With the original Wowza server as the repeater-origin and a new Wowza as the repeater-edge, the system works but clients connected to the edge only manage 4fps (still using bufferLength=0)!
If we turn up bufferLength (to say, 0.001) then the video player plays smoothly, however, as is the way with flash, the buffer length creeps past the 4Seconds mark, which is no use to us.
Does anyone know a way to tune the performance of live repeaters??? – I assume a buffer needs to be added somewhere but we can’t really add it to the flash player due to the way it creeps.
Any ideas?
Josh
We buffer 8 seconds of video in the server bit it really isn’t used to smooth out playback it is better to do the buffering in the player. The lowlatency repeater type is setup to forward packets from the origin to the edge more quickly at the expensive of higher cpu usage.
Charlie
They are not really related.
Flush interval is really affecting the internal workings of Wowza in the way it transfers incoming packets from the ingestion buffers to the stream list that is made available to viewers of the stream. It controls how often this transfer occurs. There is a bit of buffering going on here to increase performance of the server (avoid concurrency issues). If we flushed frame by frame then we would lock the stream list and make it unavailable to the listeners. By grouping the flushed into chunks we avoid this. If the groups are too large it increases latency.

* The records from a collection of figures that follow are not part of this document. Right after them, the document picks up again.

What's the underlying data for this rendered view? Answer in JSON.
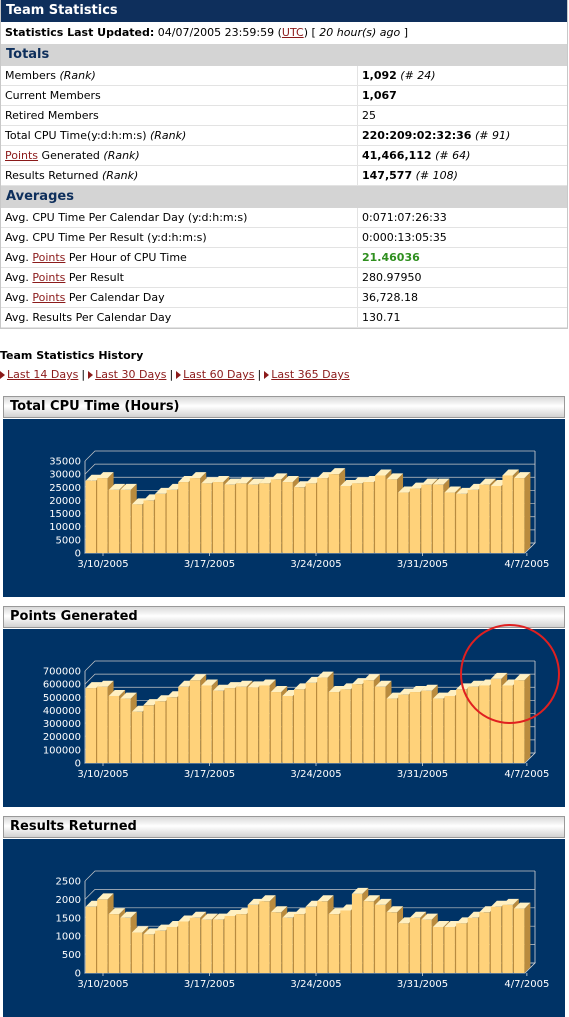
{
  "header": {
    "title": "Team Statistics"
  },
  "updated": {
    "label": "Statistics Last Updated:",
    "datetime": "04/07/2005 23:59:59",
    "tz": "UTC",
    "ago": "20 hour(s) ago"
  },
  "totals": {
    "title": "Totals",
    "rows": [
      {
        "label": "Members",
        "rank_label": "(Rank)",
        "value": "1,092",
        "rank": "(# 24)"
      },
      {
        "label": "Current Members",
        "value": "1,067"
      },
      {
        "label": "Retired Members",
        "value": "25"
      },
      {
        "label": "Total CPU Time(y:d:h:m:s)",
        "rank_label": "(Rank)",
        "value": "220:209:02:32:36",
        "rank": "(# 91)"
      },
      {
        "link": "Points",
        "label": "Generated",
        "rank_label": "(Rank)",
        "value": "41,466,112",
        "rank": "(# 64)"
      },
      {
        "label": "Results Returned",
        "rank_label": "(Rank)",
        "value": "147,577",
        "rank": "(# 108)"
      }
    ]
  },
  "averages": {
    "title": "Averages",
    "rows": [
      {
        "label": "Avg. CPU Time Per Calendar Day (y:d:h:m:s)",
        "value": "0:071:07:26:33"
      },
      {
        "label": "Avg. CPU Time Per Result (y:d:h:m:s)",
        "value": "0:000:13:05:35"
      },
      {
        "pre": "Avg.",
        "link": "Points",
        "post": "Per Hour of CPU Time",
        "value": "21.46036"
      },
      {
        "pre": "Avg.",
        "link": "Points",
        "post": "Per Result",
        "value": "280.97950"
      },
      {
        "pre": "Avg.",
        "link": "Points",
        "post": "Per Calendar Day",
        "value": "36,728.18"
      },
      {
        "label": "Avg. Results Per Calendar Day",
        "value": "130.71"
      }
    ]
  },
  "history": {
    "title": "Team Statistics History",
    "links": [
      "Last 14 Days",
      "Last 30 Days",
      "Last 60 Days",
      "Last 365 Days"
    ],
    "separator": "|"
  },
  "colors": {
    "header_bg": "#0e2f5c",
    "chart_bg": "#003366",
    "bar_front": "#ffd27a",
    "bar_side": "#b98b3e",
    "bar_top": "#fff0c2",
    "link": "#8b1a1a",
    "highlight": "#2f8f1f",
    "annotation": "#e02020"
  },
  "chart_data": [
    {
      "type": "bar",
      "title": "Total CPU Time (Hours)",
      "ylim": [
        0,
        35000
      ],
      "yticks": [
        0,
        5000,
        10000,
        15000,
        20000,
        25000,
        30000,
        35000
      ],
      "x_tick_labels": [
        "3/10/2005",
        "3/17/2005",
        "3/24/2005",
        "3/31/2005",
        "4/7/2005"
      ],
      "values": [
        27500,
        28500,
        24000,
        24000,
        18500,
        20000,
        22500,
        24000,
        27000,
        28500,
        26500,
        27000,
        26000,
        26500,
        26000,
        26500,
        28000,
        27000,
        25000,
        26500,
        28500,
        30000,
        25500,
        26500,
        27000,
        29500,
        28000,
        23000,
        24500,
        26000,
        26000,
        23000,
        22500,
        24000,
        26000,
        25500,
        29500,
        28500
      ]
    },
    {
      "type": "bar",
      "title": "Points Generated",
      "ylim": [
        0,
        700000
      ],
      "yticks": [
        0,
        100000,
        200000,
        300000,
        400000,
        500000,
        600000,
        700000
      ],
      "x_tick_labels": [
        "3/10/2005",
        "3/17/2005",
        "3/24/2005",
        "3/31/2005",
        "4/7/2005"
      ],
      "values": [
        570000,
        580000,
        510000,
        490000,
        390000,
        440000,
        470000,
        500000,
        580000,
        630000,
        590000,
        550000,
        570000,
        580000,
        575000,
        590000,
        540000,
        510000,
        560000,
        610000,
        650000,
        540000,
        560000,
        600000,
        630000,
        580000,
        490000,
        520000,
        540000,
        550000,
        490000,
        510000,
        560000,
        580000,
        590000,
        640000,
        590000,
        630000
      ]
    },
    {
      "type": "bar",
      "title": "Results Returned",
      "ylim": [
        0,
        2500
      ],
      "yticks": [
        0,
        500,
        1000,
        1500,
        2000,
        2500
      ],
      "x_tick_labels": [
        "3/10/2005",
        "3/17/2005",
        "3/24/2005",
        "3/31/2005",
        "4/7/2005"
      ],
      "values": [
        1800,
        2000,
        1600,
        1500,
        1100,
        1050,
        1150,
        1250,
        1400,
        1500,
        1450,
        1450,
        1550,
        1600,
        1850,
        1950,
        1650,
        1500,
        1600,
        1800,
        1950,
        1600,
        1700,
        2150,
        1950,
        1850,
        1650,
        1350,
        1500,
        1450,
        1250,
        1250,
        1350,
        1500,
        1650,
        1800,
        1850,
        1750
      ]
    }
  ]
}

The ReceiveBufferSize and SendBufferSize control the size of bytes of the socket buffers in the OS. The theory is that if these buffers are too large then it will also introduce latency since more bytes will be held by the OS before they are sent to Wowza. So smaller sized buffers are best for lower latency streaming. This probably increases the CPU load on a per-socket basis. That is why we suggest larger buffers for higher latency streaming (to decrease CPU load).
Charlie
What is the relation between ReceiveBufferSize and SendBufferSize in VHost.xml and flushInterval in Streams.xml (in low-latency context).
flushInterval is the interval in milliseconds in which packets are transfered from incoming buffers (ReceiveBuffer?) to the client buffers (SendBuffer?)

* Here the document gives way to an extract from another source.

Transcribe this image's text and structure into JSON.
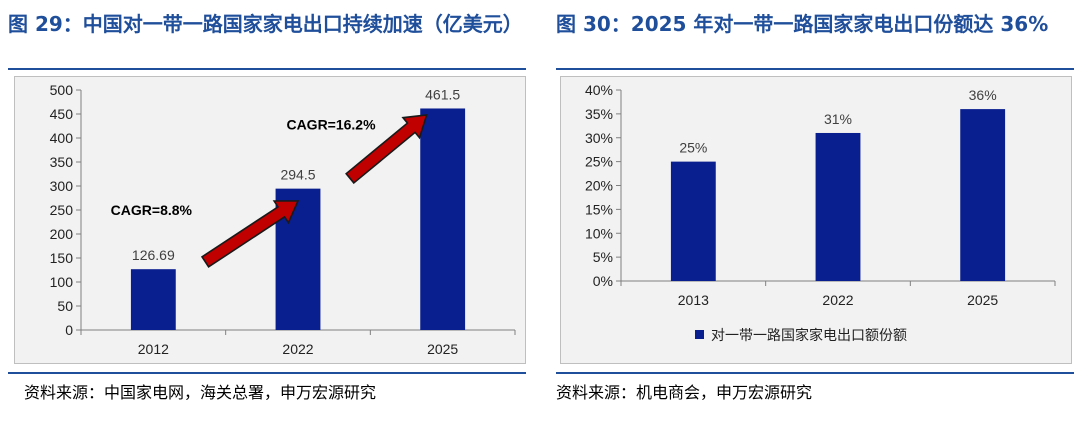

Does it matter to what value ReceiveBufferSize and SendBufferSize are set, as long they can hold enough data to fill x ms ( flushInterval ) of video? (depending of max bitrate used)
Or in other words, is it useful (as stated in an older thread) to define a dedicated VHost entry with small buffers for low latency use?
I don’t think the liverepeater is designed for low-latency streaming.
Richard
Are you using the liverepeater-edge-lowlatency StreamType on the edge server? There are not other other settings.
On the client-side, Flash loads about 60 frames of h.264 video before it starts playing, unless you use bufferLength = 0, as I think you understand. You just have to balance all these things out.
Richard
Hi Richard,
Thankyou for your reply.
What is the liverepeater-edge-lowlatency stream type for then?
Is there any way of adding a (for example) 100msec buffer at the repeater edge so it can more statefully deliver packets to the clients?
Josh
Hi Charlie,
Can you tell me how you achieved this?